Bowser, a hospital-employed surgeon at ChristianaCare system in Newark, Delaware, was outlining the backdrop to her use of the SVS Branding Toolkit during the latest edition of the Society for Vascular Surgery (SVS) Town Hall series focused on the subject.
“We’re a large hospital system and we’re academic-affiliated,” she told the Town Hall panel. “I’d done my general surgery training there as well but I had to be reintroduced as a vascular specialist in a hospital where there were seven other vascular surgeons at the time, six of them having been there over 16 years and much longer. Around the same time, there was a shift towards more of the physicians—the cardiologists, the primary care doctors—also becoming hospital-employed. We were also in this heart and vascular service line—all this was happening at the same time.
“Even though academically we were under the department of surgery, otherwise we were alongside cardiology and cardiothoracic surgery—but we never quite fit well in either realm. That became even more evident as I was pushing to market myself.”
Those individuals who did not seem to understand what it is vascular surgeons do included not only members of the marketing department, but patients, leadership, referring doctors and even other surgeons, explained Bowser. “It became pretty important to me to [market myself] and it just happened to coincide with the SVS branding efforts.”
As internal marketing efforts confused her with the likes of cardiology, interventional radiology and, in one instance, “women’s heart health,” she found herself steering the conversation back to what it is vascular surgeons actually offer.
The SVS Branding Toolkit—whose features include branding videos and condition-specific fliers—has helped feed Bowser’s own branding work on a bespoke website and her social media output. She put to use a full-length version of a branding video on her website as well as shorter, snippet-sized videos for her social media channels. Bowser also extracted available branding copy, lightly repurposing elements for her specific needs. She aims to broaden her use of the toolkit, with plans to utilize the printable materials with patients and referring physicians, and elements such as the branded member logo for emails with referral sources.

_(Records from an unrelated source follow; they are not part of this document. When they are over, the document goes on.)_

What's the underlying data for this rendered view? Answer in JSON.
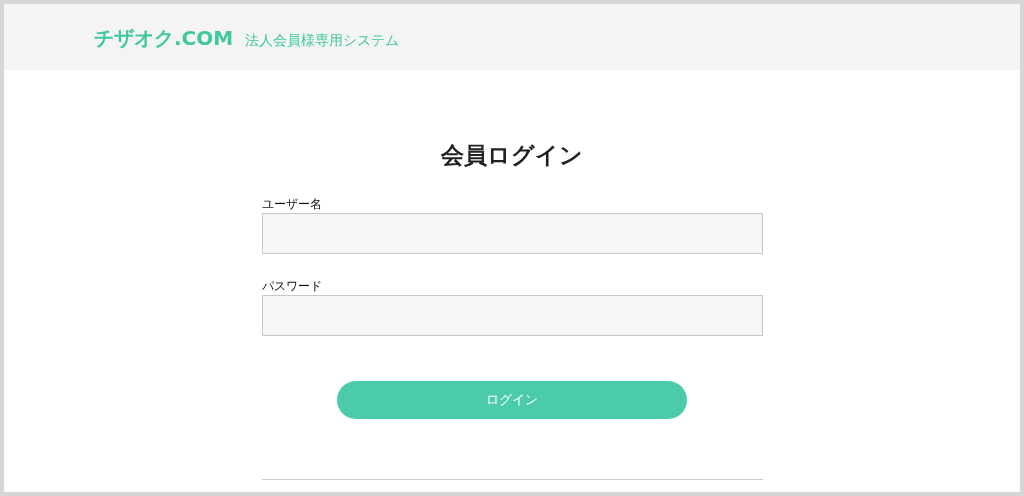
{
  "header": {
    "logo": "チザオク.COM",
    "subtitle": "法人会員様専用システム"
  },
  "login": {
    "title": "会員ログイン",
    "fields": [
      {
        "label": "ユーザー名"
      },
      {
        "label": "パスワード"
      }
    ],
    "button": "ログイン"
  }
}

“What I really like about this is it’s so simple, and it works on what I think of as the grassroots level,” Bowser explained. “It can be just as simple as informing the people you know, the people in your immediate community, about what we do. It’s not just about self-promotion; it’s about elevating our specialty. So, the more of us who do it in our own communities, the more effective it could be.”
Judith Lin, MD, professor and chief of vascular surgery at Michigan State University College of Human Medicine, provided a view from academic practice. Starting a new practice eight months ago in the midst of the COVID-19 pandemic, she confronted the twin challenges of virtual visits and the fact there are few vascular surgeons in Lansing, the Michigan state capital. “It seemed like the vascular surgery desert because I am the only board-certified vascular surgeon in Lansing, currently,” Lin revealed.

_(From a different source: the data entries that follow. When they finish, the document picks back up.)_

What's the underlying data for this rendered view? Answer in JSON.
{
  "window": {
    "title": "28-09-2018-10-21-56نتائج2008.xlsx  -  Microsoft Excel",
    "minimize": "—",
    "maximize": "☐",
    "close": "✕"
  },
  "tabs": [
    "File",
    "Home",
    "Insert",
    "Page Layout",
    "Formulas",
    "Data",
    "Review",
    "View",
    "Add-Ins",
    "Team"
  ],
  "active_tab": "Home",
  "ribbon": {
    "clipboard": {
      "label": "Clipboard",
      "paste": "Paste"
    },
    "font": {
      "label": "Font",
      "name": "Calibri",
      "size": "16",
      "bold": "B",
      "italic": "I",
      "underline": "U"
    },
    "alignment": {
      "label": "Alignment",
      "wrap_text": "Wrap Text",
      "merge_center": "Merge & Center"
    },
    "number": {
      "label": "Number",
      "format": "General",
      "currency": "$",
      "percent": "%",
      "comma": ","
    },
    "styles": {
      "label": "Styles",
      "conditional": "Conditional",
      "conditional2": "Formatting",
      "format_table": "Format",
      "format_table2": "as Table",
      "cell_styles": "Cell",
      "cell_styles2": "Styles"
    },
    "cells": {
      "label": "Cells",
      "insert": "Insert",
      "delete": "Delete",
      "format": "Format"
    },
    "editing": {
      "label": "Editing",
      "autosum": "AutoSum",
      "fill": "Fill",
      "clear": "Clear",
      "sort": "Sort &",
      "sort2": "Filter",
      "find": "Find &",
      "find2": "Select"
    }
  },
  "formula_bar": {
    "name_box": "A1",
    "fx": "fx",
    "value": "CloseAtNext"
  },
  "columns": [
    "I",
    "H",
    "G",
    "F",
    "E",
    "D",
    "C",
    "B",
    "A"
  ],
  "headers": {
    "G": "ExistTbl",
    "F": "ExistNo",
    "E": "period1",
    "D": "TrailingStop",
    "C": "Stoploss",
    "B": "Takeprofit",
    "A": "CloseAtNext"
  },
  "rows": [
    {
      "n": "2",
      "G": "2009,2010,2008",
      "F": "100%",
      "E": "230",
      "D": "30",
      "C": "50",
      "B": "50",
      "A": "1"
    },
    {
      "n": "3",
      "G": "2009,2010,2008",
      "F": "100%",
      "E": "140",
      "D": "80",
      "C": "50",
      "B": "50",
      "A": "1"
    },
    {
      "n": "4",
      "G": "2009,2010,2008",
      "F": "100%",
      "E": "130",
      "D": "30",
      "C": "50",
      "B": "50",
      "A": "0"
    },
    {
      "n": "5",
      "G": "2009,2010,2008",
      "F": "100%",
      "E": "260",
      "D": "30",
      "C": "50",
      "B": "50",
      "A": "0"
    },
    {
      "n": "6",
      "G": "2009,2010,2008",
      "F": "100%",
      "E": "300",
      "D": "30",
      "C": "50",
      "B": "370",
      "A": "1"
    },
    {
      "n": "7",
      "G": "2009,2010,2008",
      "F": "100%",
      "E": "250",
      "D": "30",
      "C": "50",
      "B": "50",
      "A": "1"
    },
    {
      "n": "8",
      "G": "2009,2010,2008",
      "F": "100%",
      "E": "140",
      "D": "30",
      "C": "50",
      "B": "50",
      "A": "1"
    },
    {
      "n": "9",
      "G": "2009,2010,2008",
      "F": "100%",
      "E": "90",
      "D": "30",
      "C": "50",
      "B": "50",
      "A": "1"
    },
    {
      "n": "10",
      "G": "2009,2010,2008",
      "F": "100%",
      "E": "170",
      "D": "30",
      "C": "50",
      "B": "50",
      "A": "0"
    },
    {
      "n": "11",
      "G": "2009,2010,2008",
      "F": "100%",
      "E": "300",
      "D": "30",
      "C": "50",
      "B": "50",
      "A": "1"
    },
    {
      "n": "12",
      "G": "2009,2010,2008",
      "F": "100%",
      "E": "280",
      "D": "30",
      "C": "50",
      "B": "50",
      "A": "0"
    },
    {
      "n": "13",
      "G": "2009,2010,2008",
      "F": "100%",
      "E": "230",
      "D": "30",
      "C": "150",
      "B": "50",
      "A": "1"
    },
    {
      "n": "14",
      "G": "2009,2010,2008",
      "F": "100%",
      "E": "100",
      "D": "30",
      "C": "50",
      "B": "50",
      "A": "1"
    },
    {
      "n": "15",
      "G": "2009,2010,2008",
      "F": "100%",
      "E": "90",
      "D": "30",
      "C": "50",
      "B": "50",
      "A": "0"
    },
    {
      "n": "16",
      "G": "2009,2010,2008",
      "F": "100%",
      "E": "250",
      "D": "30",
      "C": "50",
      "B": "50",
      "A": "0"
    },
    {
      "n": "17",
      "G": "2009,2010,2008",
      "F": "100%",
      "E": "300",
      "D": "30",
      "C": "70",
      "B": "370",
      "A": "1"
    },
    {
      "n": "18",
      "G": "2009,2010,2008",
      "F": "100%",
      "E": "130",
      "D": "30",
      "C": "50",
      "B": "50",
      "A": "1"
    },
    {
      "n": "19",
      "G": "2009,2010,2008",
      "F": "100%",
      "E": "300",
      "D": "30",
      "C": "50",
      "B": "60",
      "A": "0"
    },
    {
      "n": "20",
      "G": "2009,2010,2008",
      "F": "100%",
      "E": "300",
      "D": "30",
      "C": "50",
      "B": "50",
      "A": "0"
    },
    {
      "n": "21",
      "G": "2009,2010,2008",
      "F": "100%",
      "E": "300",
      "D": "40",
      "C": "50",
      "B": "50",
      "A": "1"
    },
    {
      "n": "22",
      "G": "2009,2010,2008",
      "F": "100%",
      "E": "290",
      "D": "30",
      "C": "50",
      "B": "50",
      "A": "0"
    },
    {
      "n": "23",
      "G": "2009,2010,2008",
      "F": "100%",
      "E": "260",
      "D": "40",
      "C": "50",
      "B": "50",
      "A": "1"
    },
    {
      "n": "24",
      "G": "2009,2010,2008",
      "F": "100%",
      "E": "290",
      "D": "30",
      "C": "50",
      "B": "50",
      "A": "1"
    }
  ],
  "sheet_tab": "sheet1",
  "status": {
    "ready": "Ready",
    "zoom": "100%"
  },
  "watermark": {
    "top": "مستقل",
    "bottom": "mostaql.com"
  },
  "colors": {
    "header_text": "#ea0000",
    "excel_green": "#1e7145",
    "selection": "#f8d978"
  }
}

Which begged the question: Who is dealing with vascular disease in the area? Lin gave a flavor: “We’ve got the interventional cardiologists, who do a lot of peripheral interventions, either in the OBL [office-based labs] or in the hospital; we have interventional radiologists who also do a lot of peripheral [interventions]; so that’s what most people are thinking—that radiology, cardiology do the vascular [work]. Then there’s cardiovascular surgeon, who do a lot of the bypasses, the endarterectomies, in addition to open heart surgery.”
The Branding Toolkit helped Lin carve out messaging to explain the comprehensive nature of her vascular care, using elements such as the flyers for clinical practice guidelines covering chronic limb-threatening ischemia, abdominal aortic aneurysms and diabetic foot ulcers—and personalizing them. “I think we can enhance a lot of this with social media coverage,” she told the Town Hall.
Meanwhile, William P. Shutze, MD, a partner in Texas Vascular Associates based in Plano, Texas, labelled himself a branding novice by comparison, but an early adopter of the toolkit.
He emphasized the need to create a national footprint for vascular surgery. “We really need to get everybody pitching in, trying to brand themselves locally, so we can get a national brand out of this,” he said. He described how his team has put Branding Toolkit elements to work across both clinic and hospital settings. He uses banners featuring the branding slogan, “Surgery is only part of our story”; links to clinical practice guidelines; and email templates.
Shutze also suggested an ultimate goal: that “vascular surgery” and “vascular surgeon” become ubiquitous enough terms that the names themselves become genericized trademarks like brands from everyday life such as Kleenex and Coca Cola, and Luer-Lok and Port-a-Cath from the medical world. “I think we can get there if we all use these tools, use the newer ones as they come out, and keep flooding our consumers—our referring physicians and our patients—with these materials.”